Ali Mohsenzadeh

Personal information
- Date of birth: 13 February 1993 (age 33)
- Place of birth: Tehran, Iran
- Height: 1.87 m (6 ft 1+1⁄2 in)
- Position: Goalkeeper

Team information
- Current team: Be'sat Kermanshah
- Number: 1

Youth career
- Bahar
- 0000–2012: Moghavemat Tehran
- 2012: Naft Tehran

Senior career*
- Years: Team / Apps / (Gls)
- 2013: Zob Ahan / 1 / (0)
- 2013–2016: Naft Tehran / 0 / (0)
- 2015: → Khoneh Be Khoneh (loan) / 0 / (0)
- 2016: Persepolis / 0 / (0)
- 2016: Shahrdari Arak
- 2016–2017: Moghavemat Sari
- 2017–2018: Nassaji / 0 / (0)
- 2018: Shahrdari Tabriz / 12 / (0)
- 2018–2021: Havadar / 55 / (0)
- 2021–2023: Naft M.I.S / 33 / (0)
- 2023–2024: Darya Caspian / 17 / (0)
- 2024: Shahin Bandar Ameri / 13 / (0)
- 2024–: Be'sat Kermanshah / 14 / (0)

International career^{‡}
- 2008–2010: Iran U17
- 2011–2012: Iran U20 / 8 / (0)

= Ali Mohsenzadeh =

Iranian footballer

Ali Mohsenzadeh (علی محسن زاده; born 13 February 1993) is an Iranian football goalkeeper who plays for Be'sat Kermanshah in Azadegan League.

==Club career==

===Zob Ahan===
He joined Zob Ahan in January 2013. He made his debut as a starter against Gahar.

===Naft Tehran===
In the summer of 2013, he signed with Naft Tehran until 2017. He was the 3rd choice in the first team after Alireza Beiranvand and Sosha Makani during first mid-season.
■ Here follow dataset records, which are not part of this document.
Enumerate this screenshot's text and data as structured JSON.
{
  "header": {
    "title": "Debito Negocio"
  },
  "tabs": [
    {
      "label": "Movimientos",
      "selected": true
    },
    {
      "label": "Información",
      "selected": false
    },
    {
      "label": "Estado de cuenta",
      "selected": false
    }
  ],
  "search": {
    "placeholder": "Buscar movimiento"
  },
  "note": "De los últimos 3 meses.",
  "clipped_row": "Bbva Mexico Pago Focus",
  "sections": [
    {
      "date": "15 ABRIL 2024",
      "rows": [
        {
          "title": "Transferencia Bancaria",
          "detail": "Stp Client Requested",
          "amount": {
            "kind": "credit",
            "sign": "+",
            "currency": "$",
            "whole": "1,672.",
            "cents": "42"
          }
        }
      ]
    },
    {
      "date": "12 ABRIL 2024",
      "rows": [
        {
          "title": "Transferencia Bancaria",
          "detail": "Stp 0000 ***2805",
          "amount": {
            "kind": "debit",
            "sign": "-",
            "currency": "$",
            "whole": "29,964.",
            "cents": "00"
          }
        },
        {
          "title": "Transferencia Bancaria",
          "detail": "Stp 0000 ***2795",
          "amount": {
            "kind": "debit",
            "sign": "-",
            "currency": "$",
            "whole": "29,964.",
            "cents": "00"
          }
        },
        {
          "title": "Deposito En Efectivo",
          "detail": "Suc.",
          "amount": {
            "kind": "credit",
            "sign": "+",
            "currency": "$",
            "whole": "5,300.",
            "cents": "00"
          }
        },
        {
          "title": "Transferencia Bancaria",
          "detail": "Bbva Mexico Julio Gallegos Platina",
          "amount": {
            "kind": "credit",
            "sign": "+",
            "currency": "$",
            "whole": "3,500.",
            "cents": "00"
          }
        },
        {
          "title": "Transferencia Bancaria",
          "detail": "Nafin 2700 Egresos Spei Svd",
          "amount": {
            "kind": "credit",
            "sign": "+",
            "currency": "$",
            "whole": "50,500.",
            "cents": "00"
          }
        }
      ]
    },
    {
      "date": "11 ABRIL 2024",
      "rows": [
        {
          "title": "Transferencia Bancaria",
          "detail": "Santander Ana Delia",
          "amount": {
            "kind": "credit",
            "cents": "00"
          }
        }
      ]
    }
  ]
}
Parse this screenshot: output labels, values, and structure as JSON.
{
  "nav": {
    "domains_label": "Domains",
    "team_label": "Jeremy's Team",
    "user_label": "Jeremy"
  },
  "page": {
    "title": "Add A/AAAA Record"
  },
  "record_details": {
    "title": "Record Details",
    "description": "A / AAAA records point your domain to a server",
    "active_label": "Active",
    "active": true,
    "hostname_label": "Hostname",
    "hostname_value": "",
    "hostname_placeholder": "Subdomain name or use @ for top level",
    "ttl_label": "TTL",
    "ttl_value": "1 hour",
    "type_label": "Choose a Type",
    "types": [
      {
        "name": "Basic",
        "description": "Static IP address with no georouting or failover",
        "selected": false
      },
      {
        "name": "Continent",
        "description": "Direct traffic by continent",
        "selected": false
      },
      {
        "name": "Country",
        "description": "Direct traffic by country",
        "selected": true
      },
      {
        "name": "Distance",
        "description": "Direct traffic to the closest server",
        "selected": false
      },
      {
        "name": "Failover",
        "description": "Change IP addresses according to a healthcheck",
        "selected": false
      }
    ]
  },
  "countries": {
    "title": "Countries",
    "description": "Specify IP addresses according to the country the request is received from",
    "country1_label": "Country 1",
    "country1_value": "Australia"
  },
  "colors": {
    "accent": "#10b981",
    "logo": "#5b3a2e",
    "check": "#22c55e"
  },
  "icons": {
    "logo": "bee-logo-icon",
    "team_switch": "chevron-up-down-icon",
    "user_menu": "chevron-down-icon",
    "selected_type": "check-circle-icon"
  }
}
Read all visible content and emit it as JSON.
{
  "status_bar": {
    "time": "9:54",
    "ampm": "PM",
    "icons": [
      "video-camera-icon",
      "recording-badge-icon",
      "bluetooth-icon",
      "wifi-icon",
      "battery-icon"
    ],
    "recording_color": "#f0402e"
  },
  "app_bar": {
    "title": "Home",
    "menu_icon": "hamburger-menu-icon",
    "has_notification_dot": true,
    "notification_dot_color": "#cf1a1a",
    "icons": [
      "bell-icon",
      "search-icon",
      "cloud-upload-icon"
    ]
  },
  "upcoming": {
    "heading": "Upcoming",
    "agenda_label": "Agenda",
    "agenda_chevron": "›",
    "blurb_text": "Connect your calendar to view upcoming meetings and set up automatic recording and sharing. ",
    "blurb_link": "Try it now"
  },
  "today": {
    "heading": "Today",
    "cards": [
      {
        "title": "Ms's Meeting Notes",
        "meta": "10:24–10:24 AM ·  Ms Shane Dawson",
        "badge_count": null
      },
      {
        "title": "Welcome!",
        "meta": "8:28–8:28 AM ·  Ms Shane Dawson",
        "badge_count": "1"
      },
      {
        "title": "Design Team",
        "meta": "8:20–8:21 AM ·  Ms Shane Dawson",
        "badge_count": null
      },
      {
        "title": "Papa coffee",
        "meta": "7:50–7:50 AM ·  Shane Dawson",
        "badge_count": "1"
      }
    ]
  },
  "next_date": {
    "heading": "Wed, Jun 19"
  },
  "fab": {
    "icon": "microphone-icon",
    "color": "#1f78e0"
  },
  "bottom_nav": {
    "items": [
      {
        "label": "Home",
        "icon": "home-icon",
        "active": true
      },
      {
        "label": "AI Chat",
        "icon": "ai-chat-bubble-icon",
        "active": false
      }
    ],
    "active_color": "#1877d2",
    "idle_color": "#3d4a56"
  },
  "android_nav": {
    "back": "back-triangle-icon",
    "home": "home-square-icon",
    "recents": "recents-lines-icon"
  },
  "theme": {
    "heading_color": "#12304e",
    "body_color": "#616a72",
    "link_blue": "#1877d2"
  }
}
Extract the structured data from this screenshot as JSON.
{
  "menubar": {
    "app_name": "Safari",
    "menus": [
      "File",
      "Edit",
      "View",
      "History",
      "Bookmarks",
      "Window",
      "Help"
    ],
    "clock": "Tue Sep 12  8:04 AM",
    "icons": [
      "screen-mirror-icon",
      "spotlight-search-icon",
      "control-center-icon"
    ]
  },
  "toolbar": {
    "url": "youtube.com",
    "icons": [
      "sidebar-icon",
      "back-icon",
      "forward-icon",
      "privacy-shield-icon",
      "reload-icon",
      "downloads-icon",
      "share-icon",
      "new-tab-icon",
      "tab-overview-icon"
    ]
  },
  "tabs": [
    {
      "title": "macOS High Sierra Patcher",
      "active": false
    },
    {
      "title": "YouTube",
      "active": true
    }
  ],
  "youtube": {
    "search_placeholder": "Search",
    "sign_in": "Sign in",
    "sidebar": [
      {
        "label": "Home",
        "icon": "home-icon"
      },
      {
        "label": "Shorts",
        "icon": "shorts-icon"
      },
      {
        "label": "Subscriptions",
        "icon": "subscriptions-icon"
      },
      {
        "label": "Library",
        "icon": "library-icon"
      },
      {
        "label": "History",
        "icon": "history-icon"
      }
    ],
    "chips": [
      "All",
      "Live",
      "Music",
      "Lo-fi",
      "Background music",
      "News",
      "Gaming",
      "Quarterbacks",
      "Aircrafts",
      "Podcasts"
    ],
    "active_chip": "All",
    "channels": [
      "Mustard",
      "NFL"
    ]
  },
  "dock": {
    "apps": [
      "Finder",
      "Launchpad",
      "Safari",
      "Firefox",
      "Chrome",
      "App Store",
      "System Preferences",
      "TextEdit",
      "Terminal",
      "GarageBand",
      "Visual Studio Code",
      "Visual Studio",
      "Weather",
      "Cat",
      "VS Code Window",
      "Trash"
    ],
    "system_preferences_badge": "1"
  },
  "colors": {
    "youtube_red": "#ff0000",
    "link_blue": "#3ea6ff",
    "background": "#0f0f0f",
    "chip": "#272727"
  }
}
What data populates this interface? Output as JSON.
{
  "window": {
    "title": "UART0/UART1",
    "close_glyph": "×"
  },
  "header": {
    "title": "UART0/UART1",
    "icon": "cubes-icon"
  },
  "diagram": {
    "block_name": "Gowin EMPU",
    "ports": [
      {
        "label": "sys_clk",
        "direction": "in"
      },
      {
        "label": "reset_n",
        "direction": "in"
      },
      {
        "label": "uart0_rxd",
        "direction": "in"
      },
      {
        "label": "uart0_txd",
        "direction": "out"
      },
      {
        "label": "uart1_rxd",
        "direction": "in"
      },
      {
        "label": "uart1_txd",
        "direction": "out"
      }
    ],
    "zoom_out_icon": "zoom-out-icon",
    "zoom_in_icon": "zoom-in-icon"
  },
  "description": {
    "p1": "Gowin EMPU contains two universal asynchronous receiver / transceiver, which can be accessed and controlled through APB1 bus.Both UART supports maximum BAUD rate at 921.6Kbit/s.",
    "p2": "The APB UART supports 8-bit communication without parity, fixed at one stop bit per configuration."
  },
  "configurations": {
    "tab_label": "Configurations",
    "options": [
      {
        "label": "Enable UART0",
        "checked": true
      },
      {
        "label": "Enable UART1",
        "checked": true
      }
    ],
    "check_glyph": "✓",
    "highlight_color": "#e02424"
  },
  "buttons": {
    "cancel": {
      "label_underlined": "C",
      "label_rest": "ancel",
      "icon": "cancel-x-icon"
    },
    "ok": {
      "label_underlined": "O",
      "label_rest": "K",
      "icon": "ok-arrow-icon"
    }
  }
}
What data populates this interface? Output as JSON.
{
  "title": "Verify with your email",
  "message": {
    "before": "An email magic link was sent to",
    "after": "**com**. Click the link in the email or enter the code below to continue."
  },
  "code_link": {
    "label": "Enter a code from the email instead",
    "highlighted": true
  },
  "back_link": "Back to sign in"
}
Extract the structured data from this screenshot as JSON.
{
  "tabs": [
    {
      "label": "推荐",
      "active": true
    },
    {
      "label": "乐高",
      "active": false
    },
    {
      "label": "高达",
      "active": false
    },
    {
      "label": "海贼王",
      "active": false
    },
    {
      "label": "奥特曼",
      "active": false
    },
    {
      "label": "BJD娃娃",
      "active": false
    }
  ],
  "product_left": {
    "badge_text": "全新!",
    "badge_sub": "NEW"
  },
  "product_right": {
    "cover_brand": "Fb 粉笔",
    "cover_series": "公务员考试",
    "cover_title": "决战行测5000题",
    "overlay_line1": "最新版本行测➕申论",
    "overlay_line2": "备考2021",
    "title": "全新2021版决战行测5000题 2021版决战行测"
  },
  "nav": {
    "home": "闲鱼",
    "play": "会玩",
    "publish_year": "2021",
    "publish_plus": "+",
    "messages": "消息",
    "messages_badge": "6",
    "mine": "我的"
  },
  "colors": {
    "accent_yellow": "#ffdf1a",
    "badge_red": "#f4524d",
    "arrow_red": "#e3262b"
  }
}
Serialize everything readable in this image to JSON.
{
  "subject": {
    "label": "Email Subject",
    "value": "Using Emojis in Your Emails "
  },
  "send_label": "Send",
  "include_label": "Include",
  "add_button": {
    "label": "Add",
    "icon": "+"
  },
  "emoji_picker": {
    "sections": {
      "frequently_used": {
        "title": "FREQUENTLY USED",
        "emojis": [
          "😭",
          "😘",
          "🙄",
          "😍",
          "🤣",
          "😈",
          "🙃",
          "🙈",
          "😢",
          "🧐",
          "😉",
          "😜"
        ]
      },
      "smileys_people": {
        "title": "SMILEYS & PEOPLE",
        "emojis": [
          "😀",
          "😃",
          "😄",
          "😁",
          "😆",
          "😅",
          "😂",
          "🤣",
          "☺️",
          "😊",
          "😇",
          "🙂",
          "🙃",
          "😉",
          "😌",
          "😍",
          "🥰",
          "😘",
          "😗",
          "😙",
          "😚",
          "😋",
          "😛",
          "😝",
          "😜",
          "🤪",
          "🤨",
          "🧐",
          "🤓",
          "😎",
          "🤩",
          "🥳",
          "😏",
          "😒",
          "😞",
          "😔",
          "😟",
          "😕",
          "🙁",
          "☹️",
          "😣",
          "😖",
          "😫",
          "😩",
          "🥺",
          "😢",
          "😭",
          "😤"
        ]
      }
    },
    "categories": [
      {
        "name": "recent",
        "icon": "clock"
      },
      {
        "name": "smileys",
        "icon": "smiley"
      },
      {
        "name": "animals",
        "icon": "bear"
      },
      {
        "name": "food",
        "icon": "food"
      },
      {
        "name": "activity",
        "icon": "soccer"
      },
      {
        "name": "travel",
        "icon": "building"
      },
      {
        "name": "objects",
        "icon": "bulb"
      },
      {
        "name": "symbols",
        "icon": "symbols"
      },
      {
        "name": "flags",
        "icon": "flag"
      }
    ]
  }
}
He also played with U21s in the 2013–14 season. After Sosha Makani's departure in the winter of 2014 and the joining of Vahid Sheikhveisi nothing changed for him and he continued as 3rd Keeper with Naft Tehran. When he was under contract with Naft Tehran, he failed to make any official appearances.

===Khouneh Be Khouneh===
In the summer of 2015, he joined Khouneh Be Khouneh for the season on loan from Naft Tehran. Like in Naft Tehran, he failed to make an official appearance. He was the 3rd choice after Mohammad Hossein Naeiji and Sirous Sangchouli. In the winter of 2016, Khouneh Be Khouneh canceled his loan contract and he returned to Naft Tehran.

===Persepolis===
After his return from Khouneh Be Khouneh, he was released from Naft Tehran with a mutual agreement on 18 January 2016. On 19 January 2016, he joined Persepolis with a contract until 2018. Mohsenzadeh was released from Persepolis at the end of the 2015–16 season after not appearing in any games.

===Club career statistics===

| Club | Division | Season | League |  | Hazfi Cup |  | Asia |  | Total |  |
| Apps | Goals | Apps | Goals | Apps | Goals | Apps | Goals |
| Zob Ahan | Pro League | 2012–13 | 1 | 0 | 0 | 0 | – | – | 1 | 0 |
| Naft Tehran | 2013–14 | 0 | 0 | 0 | 0 | – | – | 0 | 0 |
| 2014–15 | 0 | 0 | 0 | 0 | 0 | 0 | 0 | 0 |
| Khouneh Be Khouneh | Division 1 | 2015–16 | 0 | 0 | 0 | 0 | – | – | 0 | 0 |
| Persepolis | Pro League | 0 | 0 | 0 | 0 | – | – | 0 | 0 |
| Career Total |  |  | 1 | 0 | 0 | 0 | 0 | 0 | 1 | 0 |

==International career==

===U20===

He was part of Iran U–20 participating in 2012 AFC U-19 Championship. He was the first choice of Akbar Mohammadi in qualifiers, but benched during the championship.

===U23===
He invited to Iran U-23 training camp by Nelo Vingada to preparation for Incheon 2014 and 2016 AFC U-22 Championship (Summer Olympic qualification).